Leçon d’art sur une plage de l’île Hoedic, au large de Quiberon, dans l’ouest de la France. Image d’archive. AFP – SEBASTIEN SALOM-GOMIS

Jadis adressés aux enfants pas sages, ces mots rappelleront des souvenirs à de nombreux lecteurs : « Tu es puni, vas dans ta chambre. » Mais en 2024, les enfants doivent absolument en sortir, alerte le Haut Conseil de la famille de l’enfance et de l’âge (HCFEA), une instance placée sous l’autorité du Premier ministre.

Selon son dernier rapport, publié le 12 novembre, les enfants sont de moins nombreux « dehors », que ce soit dans les villes (parcs, terrains de jeu), à la campagne, ou dans la nature.

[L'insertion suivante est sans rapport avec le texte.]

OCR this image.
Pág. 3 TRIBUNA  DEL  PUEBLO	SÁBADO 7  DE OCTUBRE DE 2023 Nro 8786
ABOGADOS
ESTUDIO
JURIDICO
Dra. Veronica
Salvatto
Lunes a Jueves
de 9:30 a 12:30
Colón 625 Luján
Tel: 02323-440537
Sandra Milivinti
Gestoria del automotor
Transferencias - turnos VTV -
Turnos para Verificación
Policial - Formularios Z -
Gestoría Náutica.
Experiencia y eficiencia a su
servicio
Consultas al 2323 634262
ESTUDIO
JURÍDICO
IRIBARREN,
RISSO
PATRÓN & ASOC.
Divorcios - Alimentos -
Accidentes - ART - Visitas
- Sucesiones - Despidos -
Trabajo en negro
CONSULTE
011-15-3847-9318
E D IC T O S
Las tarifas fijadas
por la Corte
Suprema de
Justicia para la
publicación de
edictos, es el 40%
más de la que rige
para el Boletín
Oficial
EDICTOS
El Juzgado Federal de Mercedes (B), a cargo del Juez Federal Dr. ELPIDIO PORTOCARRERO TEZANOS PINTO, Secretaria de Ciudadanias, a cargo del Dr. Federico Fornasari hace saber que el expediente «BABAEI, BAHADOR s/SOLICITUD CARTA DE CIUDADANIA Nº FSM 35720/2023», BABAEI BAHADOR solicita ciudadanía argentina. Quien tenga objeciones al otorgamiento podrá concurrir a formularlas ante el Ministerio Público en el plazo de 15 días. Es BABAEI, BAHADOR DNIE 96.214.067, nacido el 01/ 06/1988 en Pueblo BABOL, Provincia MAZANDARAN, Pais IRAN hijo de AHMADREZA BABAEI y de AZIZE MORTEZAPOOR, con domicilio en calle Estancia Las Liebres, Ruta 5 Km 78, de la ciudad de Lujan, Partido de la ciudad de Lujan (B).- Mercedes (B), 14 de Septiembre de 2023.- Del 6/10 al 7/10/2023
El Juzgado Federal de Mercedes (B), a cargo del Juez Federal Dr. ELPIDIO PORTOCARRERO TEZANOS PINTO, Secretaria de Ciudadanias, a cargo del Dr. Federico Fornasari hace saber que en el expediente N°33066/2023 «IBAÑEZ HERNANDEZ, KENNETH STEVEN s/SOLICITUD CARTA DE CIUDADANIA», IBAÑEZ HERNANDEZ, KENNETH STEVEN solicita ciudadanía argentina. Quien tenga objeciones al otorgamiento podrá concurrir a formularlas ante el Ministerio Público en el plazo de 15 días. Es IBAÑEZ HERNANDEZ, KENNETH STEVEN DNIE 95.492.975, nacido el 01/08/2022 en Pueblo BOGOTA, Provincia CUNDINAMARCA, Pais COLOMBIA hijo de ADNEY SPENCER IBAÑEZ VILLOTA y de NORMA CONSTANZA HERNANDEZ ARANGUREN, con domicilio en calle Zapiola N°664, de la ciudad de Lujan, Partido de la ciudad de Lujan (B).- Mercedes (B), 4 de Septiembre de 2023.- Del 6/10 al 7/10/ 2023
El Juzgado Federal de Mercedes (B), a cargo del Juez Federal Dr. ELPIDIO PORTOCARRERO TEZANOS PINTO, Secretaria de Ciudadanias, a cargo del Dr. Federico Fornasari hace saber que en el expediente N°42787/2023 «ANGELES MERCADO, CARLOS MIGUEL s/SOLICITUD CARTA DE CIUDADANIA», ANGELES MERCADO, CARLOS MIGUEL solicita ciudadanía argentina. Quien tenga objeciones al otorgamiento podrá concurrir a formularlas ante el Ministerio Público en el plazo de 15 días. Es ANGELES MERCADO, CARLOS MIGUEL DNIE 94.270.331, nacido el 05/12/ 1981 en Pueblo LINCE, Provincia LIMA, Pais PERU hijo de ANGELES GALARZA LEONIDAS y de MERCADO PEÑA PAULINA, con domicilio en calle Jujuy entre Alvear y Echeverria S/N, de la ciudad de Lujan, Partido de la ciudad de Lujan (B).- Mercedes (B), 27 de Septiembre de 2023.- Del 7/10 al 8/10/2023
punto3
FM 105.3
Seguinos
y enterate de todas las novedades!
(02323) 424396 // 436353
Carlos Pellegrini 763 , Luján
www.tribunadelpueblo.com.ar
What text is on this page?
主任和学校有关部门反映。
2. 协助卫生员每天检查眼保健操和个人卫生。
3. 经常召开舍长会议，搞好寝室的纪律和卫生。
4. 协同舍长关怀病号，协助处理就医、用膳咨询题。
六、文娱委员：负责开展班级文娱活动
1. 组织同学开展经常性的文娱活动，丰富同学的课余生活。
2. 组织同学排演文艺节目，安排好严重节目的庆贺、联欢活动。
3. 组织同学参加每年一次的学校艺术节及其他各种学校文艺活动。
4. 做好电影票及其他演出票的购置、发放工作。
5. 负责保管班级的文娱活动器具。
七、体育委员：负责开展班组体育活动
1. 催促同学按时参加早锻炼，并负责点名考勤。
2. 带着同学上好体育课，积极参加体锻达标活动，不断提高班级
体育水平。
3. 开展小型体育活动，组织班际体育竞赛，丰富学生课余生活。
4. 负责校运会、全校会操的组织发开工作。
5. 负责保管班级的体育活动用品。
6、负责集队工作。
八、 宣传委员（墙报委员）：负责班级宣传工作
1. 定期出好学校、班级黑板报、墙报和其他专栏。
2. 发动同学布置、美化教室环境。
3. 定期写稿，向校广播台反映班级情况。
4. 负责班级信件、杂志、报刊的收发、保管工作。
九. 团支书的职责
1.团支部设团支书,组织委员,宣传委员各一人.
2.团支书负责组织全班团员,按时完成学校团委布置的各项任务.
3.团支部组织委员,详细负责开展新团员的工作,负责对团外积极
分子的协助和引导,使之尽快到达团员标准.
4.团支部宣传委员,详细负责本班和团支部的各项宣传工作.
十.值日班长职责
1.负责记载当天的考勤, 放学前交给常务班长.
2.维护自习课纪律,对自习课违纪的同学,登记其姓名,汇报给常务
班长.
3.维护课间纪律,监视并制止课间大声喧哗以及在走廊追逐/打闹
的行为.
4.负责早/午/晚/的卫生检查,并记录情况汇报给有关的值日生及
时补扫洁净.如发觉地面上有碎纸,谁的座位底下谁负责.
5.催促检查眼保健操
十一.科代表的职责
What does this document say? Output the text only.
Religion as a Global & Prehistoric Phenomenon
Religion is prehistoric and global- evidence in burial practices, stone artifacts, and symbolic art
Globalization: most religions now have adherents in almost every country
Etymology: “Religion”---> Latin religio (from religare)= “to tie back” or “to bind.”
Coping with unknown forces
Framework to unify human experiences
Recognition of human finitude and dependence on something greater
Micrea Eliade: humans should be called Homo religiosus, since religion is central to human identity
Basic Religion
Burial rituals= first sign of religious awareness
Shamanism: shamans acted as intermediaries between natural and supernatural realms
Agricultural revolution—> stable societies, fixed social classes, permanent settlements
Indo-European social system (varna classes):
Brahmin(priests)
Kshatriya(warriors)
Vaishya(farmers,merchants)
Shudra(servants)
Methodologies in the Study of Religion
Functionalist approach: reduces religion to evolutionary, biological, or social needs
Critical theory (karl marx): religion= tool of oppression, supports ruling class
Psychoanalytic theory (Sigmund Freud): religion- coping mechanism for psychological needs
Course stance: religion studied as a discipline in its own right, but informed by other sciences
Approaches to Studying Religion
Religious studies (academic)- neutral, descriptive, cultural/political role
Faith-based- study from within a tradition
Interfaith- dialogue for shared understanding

Au fil de ses quelque 200 pages, le document interroge la société française sur l’urbanisme, sa relation avec le reste du vivant, la place et les libertés laissées aux plus jeunes.

Sortir pour sa santé

C’est avant tout une question de santé publique : la sédentarité augmente le risque d’obésité, de diabète, d’asthme, de myopie et de problèmes cardiovasculaires, ce qui en fait la première cause de mortalité évitable au niveau mondial.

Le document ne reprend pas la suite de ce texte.